Automatic Language Identification represents an important task for improving many real-world applications such as opinion mining and machine translation. In the case of closely-related languages such as regional dialects, this task is often challenging.
In this project, we propose an extensive evaluation of different approaches for the identification of 11 Italian dialects and languages, spanning from classical machine learning models to more complex neural architectures and state-of-the-art pre-trained language models. Surprisingly, shallow machine learning models managed to outperform huge pre-trained language models in this specific task.
This work was developed in the context of the Identification of Languages and Dialects of Italy (ITDI) task organized at VarDial 2022 Evaluation Campaign. Our best submission managed to achieve a weighted f1-micro score of 0.6880, ranking 5th out of 9 final submissions.
We provide participants with Wikipedia dumps (“pages-articles-multistream.xml.bz2”, from 01.03.2022) of 11 languages and dialects of Italy for training (Piedmontese, Venetian, Sicilian, Neapolitan, Emilian-Romagnol, Tarantino, Sardinian, Ligurian, Friulian, Ladin, Lombard). The Standard Italian raw Wikipedia dump may also be used as training data, but there will not be any instances of Standard Italian in the development and test sets. Please use the provided script to download (and extract, if you wish) the dumps to make sure you work with the correct kind and date of the dump.

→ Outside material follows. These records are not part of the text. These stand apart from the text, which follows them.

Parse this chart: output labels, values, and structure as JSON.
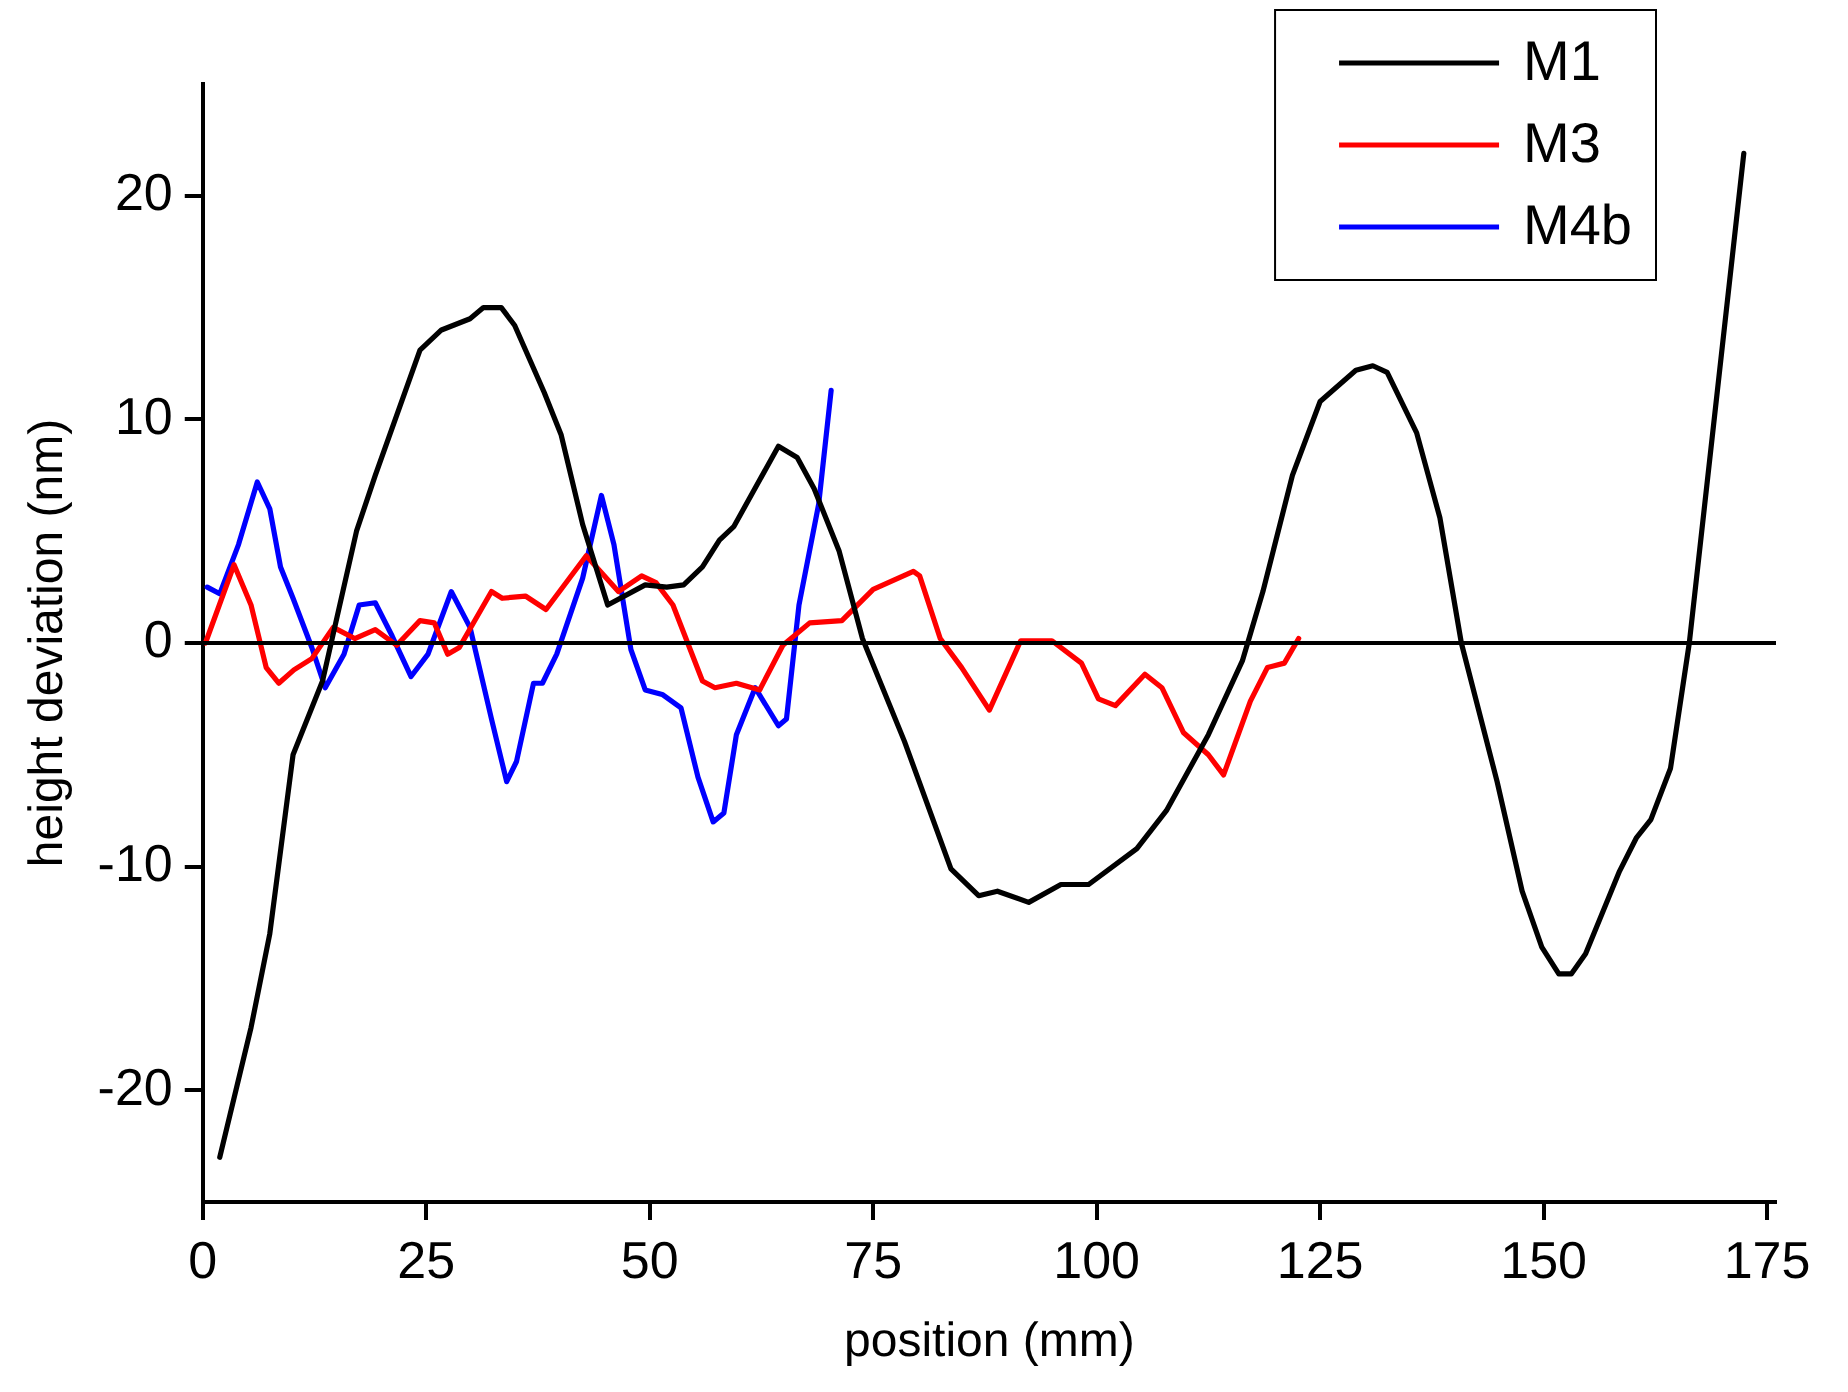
{
  "chart_data": {
    "type": "line",
    "xlabel": "position (mm)",
    "ylabel": "height deviation (nm)",
    "xlim": [
      0,
      176
    ],
    "ylim": [
      -25,
      25
    ],
    "xticks": [
      0,
      25,
      50,
      75,
      100,
      125,
      150,
      175
    ],
    "yticks": [
      -20,
      -10,
      0,
      10,
      20
    ],
    "legend": "top right",
    "marker": "none",
    "line_style": "solid",
    "ref_lines": [
      {
        "axis": "y",
        "value": 0,
        "color": "#000000"
      }
    ],
    "series": [
      {
        "name": "M1",
        "color": "#000000",
        "x": [
          1.9,
          5.4,
          7.5,
          10.1,
          13.4,
          17.2,
          19.3,
          24.3,
          26.7,
          29.9,
          31.4,
          33.4,
          34.9,
          38.2,
          40.1,
          42.5,
          45.3,
          49.5,
          51.9,
          53.8,
          55.9,
          57.8,
          59.4,
          64.4,
          66.5,
          68.4,
          71.2,
          73.8,
          78.5,
          83.7,
          86.8,
          88.9,
          92.4,
          96.0,
          99.1,
          104.5,
          107.8,
          112.5,
          116.3,
          118.6,
          121.9,
          125.0,
          129.0,
          130.9,
          132.5,
          135.8,
          138.4,
          140.8,
          144.8,
          147.6,
          149.8,
          151.7,
          153.1,
          154.7,
          158.5,
          160.4,
          162.0,
          164.2,
          166.3,
          172.4
        ],
        "values": [
          -23.0,
          -17.2,
          -13.0,
          -5.0,
          -1.7,
          5.0,
          7.5,
          13.1,
          14.0,
          14.5,
          15.0,
          15.0,
          14.2,
          11.2,
          9.3,
          5.3,
          1.7,
          2.6,
          2.5,
          2.6,
          3.4,
          4.6,
          5.2,
          8.8,
          8.3,
          6.9,
          4.1,
          0.2,
          -4.4,
          -10.1,
          -11.3,
          -11.1,
          -11.6,
          -10.8,
          -10.8,
          -9.2,
          -7.5,
          -4.1,
          -0.8,
          2.3,
          7.5,
          10.8,
          12.2,
          12.4,
          12.1,
          9.4,
          5.6,
          0,
          -6.2,
          -11.1,
          -13.6,
          -14.8,
          -14.8,
          -13.9,
          -10.2,
          -8.7,
          -7.9,
          -5.6,
          0,
          21.9
        ]
      },
      {
        "name": "M3",
        "color": "#ff0000",
        "x": [
          0.3,
          3.5,
          5.4,
          7.1,
          8.5,
          10.2,
          12.2,
          14.6,
          17.0,
          19.3,
          21.7,
          24.3,
          25.9,
          27.4,
          28.7,
          32.3,
          33.5,
          36.1,
          38.4,
          42.9,
          46.5,
          49.1,
          50.7,
          52.6,
          55.9,
          57.3,
          59.7,
          62.3,
          64.9,
          67.9,
          71.5,
          75.0,
          79.5,
          80.2,
          82.5,
          84.9,
          88.0,
          91.5,
          95.0,
          98.3,
          100.2,
          102.1,
          105.4,
          107.3,
          109.7,
          112.5,
          114.2,
          117.2,
          119.1,
          121.0,
          122.6
        ],
        "values": [
          0,
          3.5,
          1.7,
          -1.1,
          -1.8,
          -1.2,
          -0.7,
          0.7,
          0.2,
          0.6,
          -0.1,
          1.0,
          0.9,
          -0.5,
          -0.2,
          2.3,
          2.0,
          2.1,
          1.5,
          3.9,
          2.3,
          3.0,
          2.7,
          1.7,
          -1.7,
          -2.0,
          -1.8,
          -2.1,
          -0.1,
          0.9,
          1.0,
          2.4,
          3.2,
          3.0,
          0.2,
          -1.1,
          -3.0,
          0.1,
          0.1,
          -0.9,
          -2.5,
          -2.8,
          -1.4,
          -2.0,
          -4.0,
          -5.0,
          -5.9,
          -2.6,
          -1.1,
          -0.9,
          0.2
        ]
      },
      {
        "name": "M4b",
        "color": "#0000ff",
        "x": [
          0.5,
          1.9,
          4.0,
          6.1,
          7.5,
          8.7,
          10.1,
          12.2,
          13.7,
          15.8,
          17.5,
          19.3,
          21.2,
          23.3,
          25.2,
          27.8,
          29.9,
          32.3,
          34.0,
          35.1,
          37.0,
          38.0,
          39.6,
          42.5,
          44.6,
          46.0,
          47.9,
          49.5,
          51.4,
          53.5,
          55.4,
          57.1,
          58.3,
          59.7,
          61.8,
          64.4,
          65.3,
          66.7,
          68.9,
          70.3
        ],
        "values": [
          2.5,
          2.2,
          4.4,
          7.2,
          6.0,
          3.4,
          2.0,
          -0.2,
          -2.0,
          -0.5,
          1.7,
          1.8,
          0.3,
          -1.5,
          -0.5,
          2.3,
          0.7,
          -3.4,
          -6.2,
          -5.3,
          -1.8,
          -1.8,
          -0.5,
          2.9,
          6.6,
          4.4,
          -0.3,
          -2.1,
          -2.3,
          -2.9,
          -6.0,
          -8.0,
          -7.6,
          -4.1,
          -2.0,
          -3.7,
          -3.4,
          1.7,
          6.2,
          11.3
        ]
      }
    ]
  }
}
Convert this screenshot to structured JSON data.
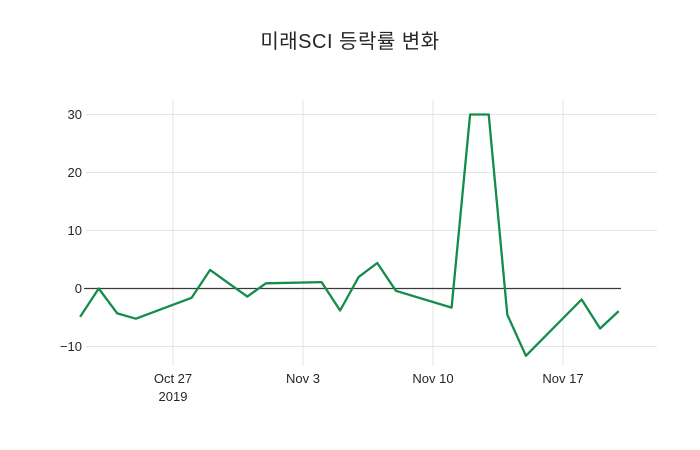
{
  "title": "미래SCI 등락률 변화",
  "colors": {
    "line": "#148C4A",
    "zero_line": "#3A3A3A",
    "grid": "#E4E4E4",
    "text": "#262626",
    "background": "#FFFFFF"
  },
  "chart_data": {
    "type": "line",
    "title": "미래SCI 등락률 변화",
    "xlabel": "",
    "ylabel": "",
    "legend": false,
    "grid": true,
    "zero_line": true,
    "ylim": [
      -13.5,
      32.5
    ],
    "x": [
      "2019-10-22",
      "2019-10-23",
      "2019-10-24",
      "2019-10-25",
      "2019-10-28",
      "2019-10-29",
      "2019-10-30",
      "2019-10-31",
      "2019-11-01",
      "2019-11-04",
      "2019-11-05",
      "2019-11-06",
      "2019-11-07",
      "2019-11-08",
      "2019-11-11",
      "2019-11-12",
      "2019-11-13",
      "2019-11-14",
      "2019-11-15",
      "2019-11-18",
      "2019-11-19",
      "2019-11-20"
    ],
    "values": [
      -4.9,
      0.0,
      -4.3,
      -5.2,
      -1.6,
      3.2,
      0.9,
      -1.4,
      0.9,
      1.1,
      -3.8,
      2.0,
      4.4,
      -0.4,
      -3.3,
      30.0,
      30.0,
      -4.5,
      -11.6,
      -1.9,
      -6.9,
      -3.9
    ],
    "yticks": [
      {
        "value": 30,
        "label": "30"
      },
      {
        "value": 20,
        "label": "20"
      },
      {
        "value": 10,
        "label": "10"
      },
      {
        "value": 0,
        "label": "0"
      },
      {
        "value": -10,
        "label": "−10"
      }
    ],
    "xticks": [
      {
        "date": "2019-10-27",
        "label": "Oct 27",
        "sublabel": "2019"
      },
      {
        "date": "2019-11-03",
        "label": "Nov 3",
        "sublabel": ""
      },
      {
        "date": "2019-11-10",
        "label": "Nov 10",
        "sublabel": ""
      },
      {
        "date": "2019-11-17",
        "label": "Nov 17",
        "sublabel": ""
      }
    ]
  }
}
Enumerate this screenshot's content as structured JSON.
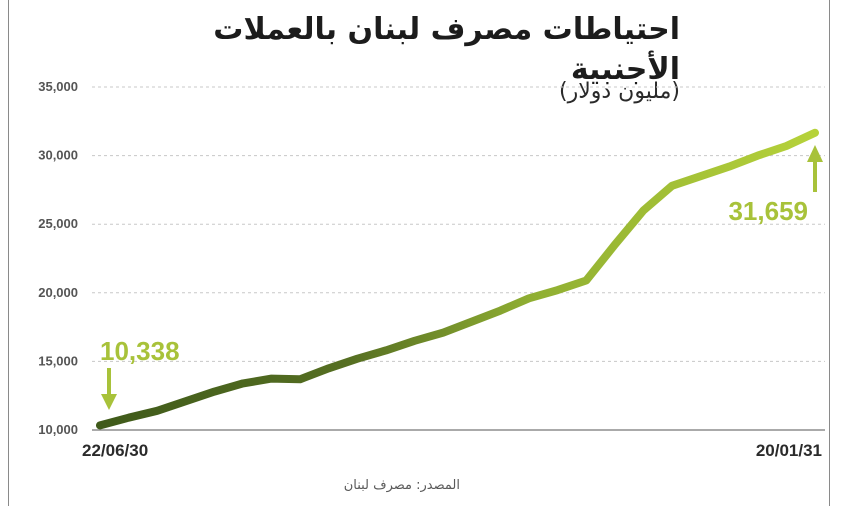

The task is classification, i.e. the model is required to discriminate between different language varieties. As the training data is provided in the form of raw Wikipedia dumps, careful pre-processing of the data is part of the task. The task is closed, therefore, participants are not allowed to use external data to train their models. Exceptions are off-the-shelf pre-trained language models from the HuggingFace model hub or similar, the use of which has to be clearly stated. The test set will contain newly collected text samples of a subset of the given language varieties for training. The systems will be evaluated on sentence level.
Verify that conda is installed and running on your system by typing:
conda --version
To install the environment, simply run the following commands in the main project folder:
conda env create
conda activate cs4nlp
To download and parse the dataset, use the following commands.
pip install wikiextractor
cd data/
chmod 700 create.sh
./create.sh
The script create.sh
will automatically download, preprocess and export to csv the Wikipedia dumps used as training data.
The wikipedia dataset is licensed under a Creative Commons Attribution-ShareAlike 3.0 Unported License.